Mary was paralyzed on the couch, an emotional wreck. Martha pulls her aside and tells her Jesus was asking for her. A troupe of mourners accompany the distraught Mary as she repeats Martha’s lament, “Lord, if you had been here, my brother would not have died.” The scene is a mess, everyone is weeping, including Jesus. Death’s hold seems firm.

Some are able to be skeptical, wondering out loud why a person who could make a blind man see could not also have kept this person from dying. Amazing how you can demand miracles from others. Why didn’t you score the winning goal? Why didn’t you kill the dragon?

Take away the stone, a prelude of two weeks hence.

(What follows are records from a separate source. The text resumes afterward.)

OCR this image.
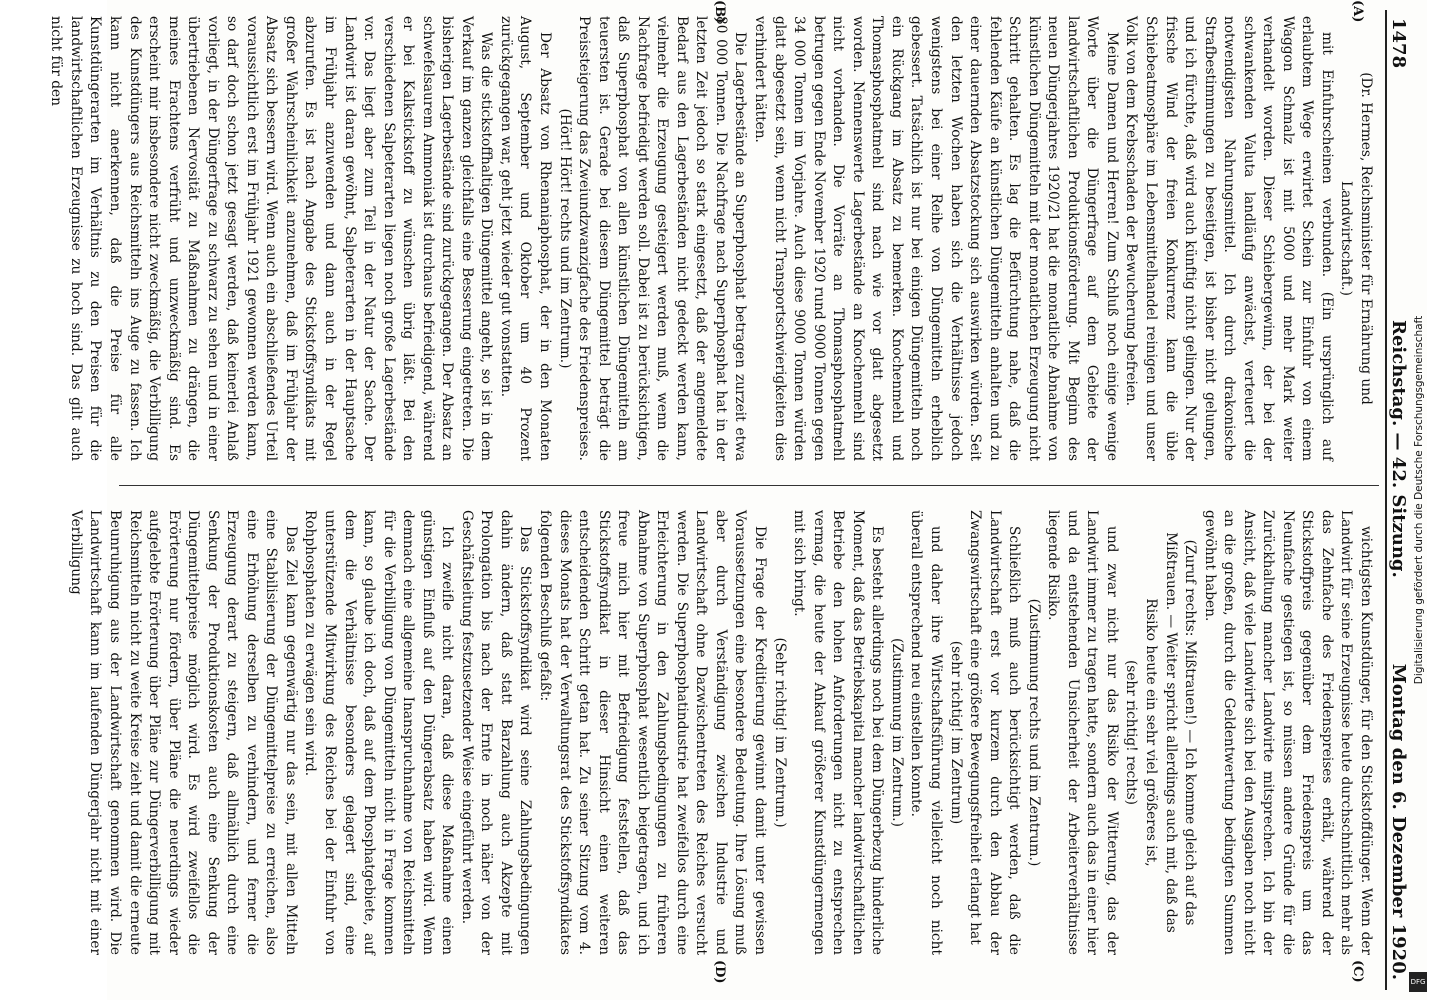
1478
Reichstag. — 42. Sitzung.
Montag den 6. Dezember 1920.
(A)
(B)
(C)
(D)

(Dr. Hermes, Reichsminister für Ernährung und Landwirtschaft.)

mit Einfuhrscheinen verbunden. (Ein ursprünglich auf erlaubtem Wege erwirtet Schein zur Einfuhr von einem Waggon Schmalz ist mit 5000 und mehr Mark weiter verhandelt worden. Dieser Schiebergewinn, der bei der schwankenden Valuta landläufig anwächst, verteuert die notwendigsten Nahrungsmittel. Ich durch drakonische Strafbestimmungen zu beseitigen, ist bisher nicht gelungen, und ich fürchte, daß wird auch künftig nicht gelingen. Nur der frische Wind der freien Konkurrenz kann die üble Schiebeatmosphäre im Lebensmittelhandel reinigen und unser Volk von dem Krebsschaden der Bewucherung befreien.

Meine Damen und Herren! Zum Schluß noch einige wenige Worte über die Düngerfrage auf dem Gebiete der landwirtschaftlichen Produktionsförderung. Mit Beginn des neuen Düngerjahres 1920/21 hat die monatliche Abnahme von künstlichen Düngemitteln mit der monatlichen Erzeugung nicht Schritt gehalten. Es lag die Befürchtung nahe, daß die fehlenden Käufe an künstlichen Düngemitteln anhalten und zu einer dauernden Absatzstockung sich auswirken würden. Seit den letzten Wochen haben sich die Verhältnisse jedoch wenigstens bei einer Reihe von Düngemitteln erheblich gebessert. Tatsächlich ist nur bei einigen Düngemitteln noch ein Rückgang im Absatz zu bemerken. Knochenmehl und Thomasphosphatmehl sind nach wie vor glatt abgesetzt worden. Nennenswerte Lagerbestände an Knochenmehl sind nicht vorhanden. Die Vorräte an Thomasphosphatmehl betrugen gegen Ende November 1920 rund 9000 Tonnen gegen 34 000 Tonnen im Vorjahre. Auch diese 9000 Tonnen würden glatt abgesetzt sein, wenn nicht Transportschwierigkeiten dies verhindert hätten.

Die Lagerbestände an Superphosphat betragen zurzeit etwa 80 000 Tonnen. Die Nachfrage nach Superphosphat hat in der letzten Zeit jedoch so stark eingesetzt, daß der angemeldete Bedarf aus den Lagerbeständen nicht gedeckt werden kann, vielmehr die Erzeugung gesteigert werden muß, wenn die Nachfrage befriedigt werden soll. Dabei ist zu berücksichtigen, daß Superphosphat von allen künstlichen Düngemitteln am teuersten ist. Gerade bei diesem Düngemittel beträgt die Preissteigerung das Zweiundzwanzigfache des Friedenspreises.

(Hört! Hört! rechts und im Zentrum.)

Der Absatz von Rhenaniaphosphat, der in den Monaten August, September und Oktober um 40 Prozent zurückgegangen war, geht jetzt wieder gut vonstatten.

Was die stickstoffhaltigen Düngemittel angeht, so ist in dem Verkauf im ganzen gleichfalls eine Besserung eingetreten. Die bisherigen Lagerbestände sind zurückgegangen. Der Absatz an schwefelsaurem Ammoniak ist durchaus befriedigend, während er bei Kalkstickstoff zu wünschen übrig läßt. Bei den verschiedenen Salpeterarten liegen noch große Lagerbestände vor. Das liegt aber zum Teil in der Natur der Sache. Der Landwirt ist daran gewöhnt, Salpeterarten in der Hauptsache im Frühjahr anzuwenden und dann auch in der Regel abzurufen. Es ist nach Angabe des Stickstoffsyndikats mit großer Wahrscheinlichkeit anzunehmen, daß im Frühjahr der Absatz sich bessern wird. Wenn auch ein abschließendes Urteil voraussichtlich erst im Frühjahr 1921 gewonnen werden kann, so darf doch schon jetzt gesagt werden, daß keinerlei Anlaß vorliegt, in der Düngerfrage zu schwarz zu sehen und in einer übertriebenen Nervosität zu Maßnahmen zu drängen, die meines Erachtens verfrüht und unzweckmäßig sind. Es erscheint mir insbesondere nicht zweckmäßig, die Verbilligung des Kunstdüngers aus Reichsmitteln ins Auge zu fassen. Ich kann nicht anerkennen, daß die Preise für alle Kunstdüngerarten im Verhältnis zu den Preisen für die landwirtschaftlichen Erzeugnisse zu hoch sind. Das gilt auch nicht für den

wichtigsten Kunstdünger, für den Stickstoffdünger. Wenn der Landwirt für seine Erzeugnisse heute durchschnittlich mehr als das Zehnfache des Friedenspreises erhält, während der Stickstoffpreis gegenüber dem Friedenspreis um das Neunfache gestiegen ist, so müssen andere Gründe für die Zurückhaltung mancher Landwirte mitsprechen. Ich bin der Ansicht, daß viele Landwirte sich bei den Ausgaben noch nicht an die großen, durch die Geldentwertung bedingten Summen gewöhnt haben.

(Zuruf rechts: Mißtrauen!) — Ich komme gleich auf das Mißtrauen. — Weiter spricht allerdings auch mit, daß das Risiko heute ein sehr viel größeres ist,

(sehr richtig! rechts)

und zwar nicht nur das Risiko der Witterung, das der Landwirt immer zu tragen hatte, sondern auch das in einer hier und da entstehenden Unsicherheit der Arbeiterverhältnisse liegende Risiko.

(Zustimmung rechts und im Zentrum.)

Schließlich muß auch berücksichtigt werden, daß die Landwirtschaft erst vor kurzem durch den Abbau der Zwangswirtschaft eine größere Bewegungsfreiheit erlangt hat

(sehr richtig! im Zentrum)

und daher ihre Wirtschaftsführung vielleicht noch nicht überall entsprechend neu einstellen konnte.

(Zustimmung im Zentrum.)

Es besteht allerdings noch bei dem Düngerbezug hinderliche Moment, daß das Betriebskapital mancher landwirtschaftlichen Betriebe den hohen Anforderungen nicht zu entsprechen vermag, die heute der Ankauf größerer Kunstdüngermengen mit sich bringt.

(Sehr richtig! im Zentrum.)

Die Frage der Kreditierung gewinnt damit unter gewissen Voraussetzungen eine besondere Bedeutung. Ihre Lösung muß aber durch Verständigung zwischen Industrie und Landwirtschaft ohne Dazwischentreten des Reiches versucht werden. Die Superphosphatindustrie hat zweifellos durch eine Erleichterung in den Zahlungsbedingungen zu früheren Abnahme von Superphosphat wesentlich beigetragen, und ich freue mich hier mit Befriedigung feststellen, daß das Stickstoffsyndikat in dieser Hinsicht einen weiteren entscheidenden Schritt getan hat. Zu seiner Sitzung vom 4. dieses Monats hat der Verwaltungsrat des Stickstoffsyndikates folgenden Beschluß gefaßt:

Das Stickstoffsyndikat wird seine Zahlungsbedingungen dahin ändern, daß statt Barzahlung auch Akzepte mit Prolongation bis nach der Ernte in noch näher von der Geschäftsleitung festzusetzender Weise eingeführt werden.

Ich zweifle nicht daran, daß diese Maßnahme einen günstigen Einfluß auf den Düngerabsatz haben wird. Wenn demnach eine allgemeine Inanspruchnahme von Reichsmitteln für die Verbilligung von Düngemitteln nicht in Frage kommen kann, so glaube ich doch, daß auf dem Phosphatgebiete, auf dem die Verhältnisse besonders gelagert sind, eine unterstützende Mitwirkung des Reiches bei der Einfuhr von Rohphosphaten zu erwägen sein wird.

Das Ziel kann gegenwärtig nur das sein, mit allen Mitteln eine Stabilisierung der Düngemittelpreise zu erreichen, also eine Erhöhung derselben zu verhindern, und ferner die Erzeugung derart zu steigern, daß allmählich durch eine Senkung der Produktionskosten auch eine Senkung der Düngemittelpreise möglich wird. Es wird zweifellos die Erörterung nur fördern, über Pläne die neuerdings wieder aufgelebte Erörterung über Pläne zur Düngerverbilligung mit Reichsmitteln nicht zu weite Kreise zieht und damit die erneute Beunruhigung aus der Landwirtschaft genommen wird. Die Landwirtschaft kann im laufenden Düngerjahr nicht mit einer Verbilligung	Digitalisierung gefördert durch die Deutsche Forschungsgemeinschaft
DFG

Martha believes in Jesus, but she believes even more in death. She is “the sister of the dead man,” and knowing he has been dead for four days, no longer a chance of life, she warns Jesus that there is a stench.

A number of years ago at the Annual Meeting of the Southern Baptist Convention in the U.S. a minister preached on this very passage. In particular, the preacher chose verse 39, the end portion of the verse from the King James Version - “Lo, Lord he stinketh” (referring to Lazarus).

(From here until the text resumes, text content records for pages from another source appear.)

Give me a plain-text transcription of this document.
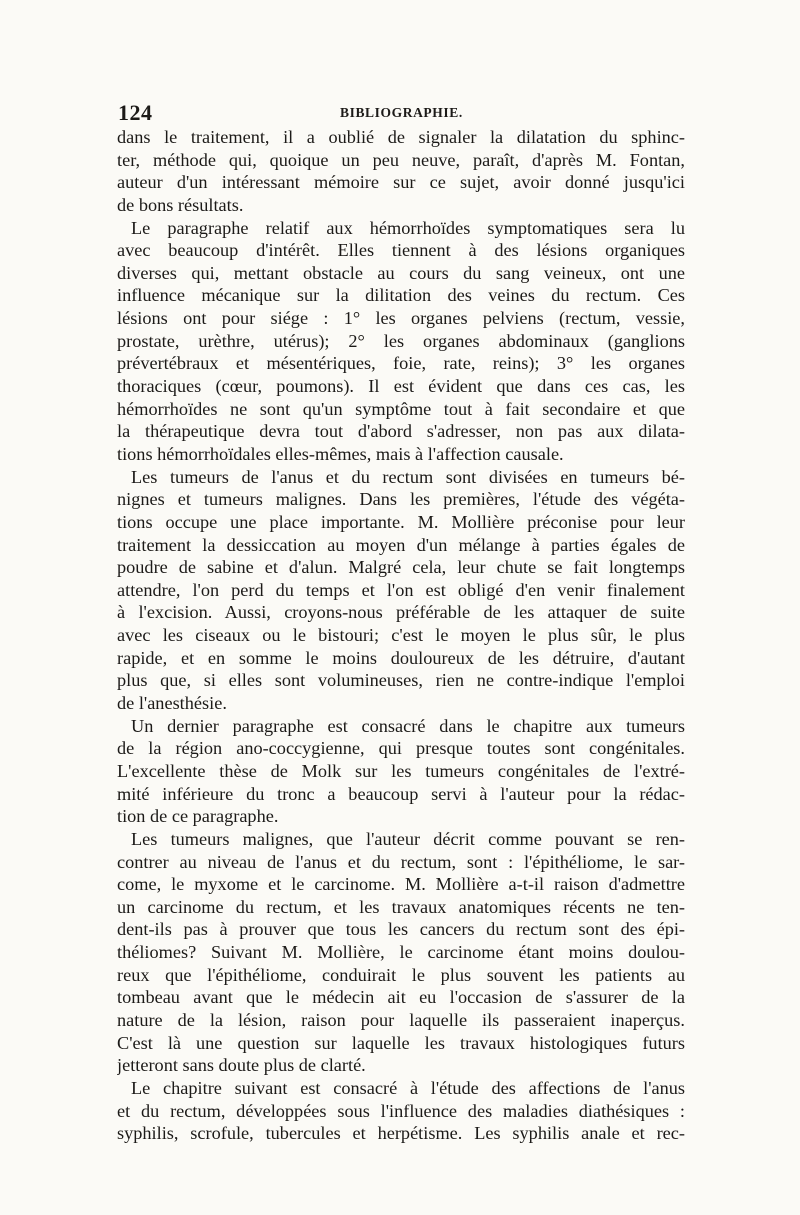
124	BIBLIOGRAPHIE.
dans le traitement, il a oublié de signaler la dilatation du sphinc-
ter, méthode qui, quoique un peu neuve, paraît, d'après M. Fontan,
auteur d'un intéressant mémoire sur ce sujet, avoir donné jusqu'ici
de bons résultats.
Le paragraphe relatif aux hémorrhoïdes symptomatiques sera lu
avec beaucoup d'intérêt. Elles tiennent à des lésions organiques
diverses qui, mettant obstacle au cours du sang veineux, ont une
influence mécanique sur la dilitation des veines du rectum. Ces
lésions ont pour siége : 1° les organes pelviens (rectum, vessie,
prostate, urèthre, utérus); 2° les organes abdominaux (ganglions
prévertébraux et mésentériques, foie, rate, reins); 3° les organes
thoraciques (cœur, poumons). Il est évident que dans ces cas, les
hémorrhoïdes ne sont qu'un symptôme tout à fait secondaire et que
la thérapeutique devra tout d'abord s'adresser, non pas aux dilata-
tions hémorrhoïdales elles-mêmes, mais à l'affection causale.
Les tumeurs de l'anus et du rectum sont divisées en tumeurs bé-
nignes et tumeurs malignes. Dans les premières, l'étude des végéta-
tions occupe une place importante. M. Mollière préconise pour leur
traitement la dessiccation au moyen d'un mélange à parties égales de
poudre de sabine et d'alun. Malgré cela, leur chute se fait longtemps
attendre, l'on perd du temps et l'on est obligé d'en venir finalement
à l'excision. Aussi, croyons-nous préférable de les attaquer de suite
avec les ciseaux ou le bistouri; c'est le moyen le plus sûr, le plus
rapide, et en somme le moins douloureux de les détruire, d'autant
plus que, si elles sont volumineuses, rien ne contre-indique l'emploi
de l'anesthésie.
Un dernier paragraphe est consacré dans le chapitre aux tumeurs
de la région ano-coccygienne, qui presque toutes sont congénitales.
L'excellente thèse de Molk sur les tumeurs congénitales de l'extré-
mité inférieure du tronc a beaucoup servi à l'auteur pour la rédac-
tion de ce paragraphe.
Les tumeurs malignes, que l'auteur décrit comme pouvant se ren-
contrer au niveau de l'anus et du rectum, sont : l'épithéliome, le sar-
come, le myxome et le carcinome. M. Mollière a-t-il raison d'admettre
un carcinome du rectum, et les travaux anatomiques récents ne ten-
dent-ils pas à prouver que tous les cancers du rectum sont des épi-
théliomes? Suivant M. Mollière, le carcinome étant moins doulou-
reux que l'épithéliome, conduirait le plus souvent les patients au
tombeau avant que le médecin ait eu l'occasion de s'assurer de la
nature de la lésion, raison pour laquelle ils passeraient inaperçus.
C'est là une question sur laquelle les travaux histologiques futurs
jetteront sans doute plus de clarté.
Le chapitre suivant est consacré à l'étude des affections de l'anus
et du rectum, développées sous l'influence des maladies diathésiques :
syphilis, scrofule, tubercules et herpétisme. Les syphilis anale et rec-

The preacher went on to preach a classic three point sermon. The first point: there are always those raising a stink in the church.

The second point: there are always those leaving the church because they smell a stink.

The third and final point: there will always be some folk in the church who just plain stink. You can’t get around it. You just have to live with it.

Mortal, can these bones really live?

They took away the stone, and with a loud voice Jesus called Lazarus by name, “Come out!” And the Word became flesh and lived among us. Lazarus came out, bound up in the cloths of mortality. “Unbind him and let him go.”

Is this supposed to be a preview of the resurrection on the third day? Lazarus was raised on the fourth day. It takes longer with us.

We may believe we have overcome death through our improved health procedures, nutrition and medications, but it is evident by September 11 that we are still bound up by the fears of our vulnerability. How are we to let go? How do our dry dry bones come back to life?

Thomas was on the right track, that we accompany Jesus and Lazarus in dying. Do not be afraid of death; be courageous enough to find life in its midst.

A woman submitted an ad to the personals section of the newspaper. Perhaps never the most sane thing to do, but she was obviously looking for someone who finds you, rather than you finding him.

“I’m a 58-year-old woman with, doctors tell me, one year to live. I would like to spend that year doing something meaningful, interesting, and fun. I like C-Span, Bill Moyers, Times crosswords, Nina Totenberg, Anna Quindlen, and Nevada. I don’t like George Will, R. J. Reynolds, computer talk, Fundamentalists or California. I have limited stamina and resources. Have you any ideas how I can spend this year making a difference?”

I don’t know what I would have suggested to this woman. It is probable that some of you have some excellent suggestions. The one thing I can recognize is that Lazarus still lives, called out from death’s tomb and summoned to really live again, body and soul. She had allowed God to take off the bindings of illness and disease, and proceeded to live every moment with every breath of life possible.

We can do no more. We should do nothing less.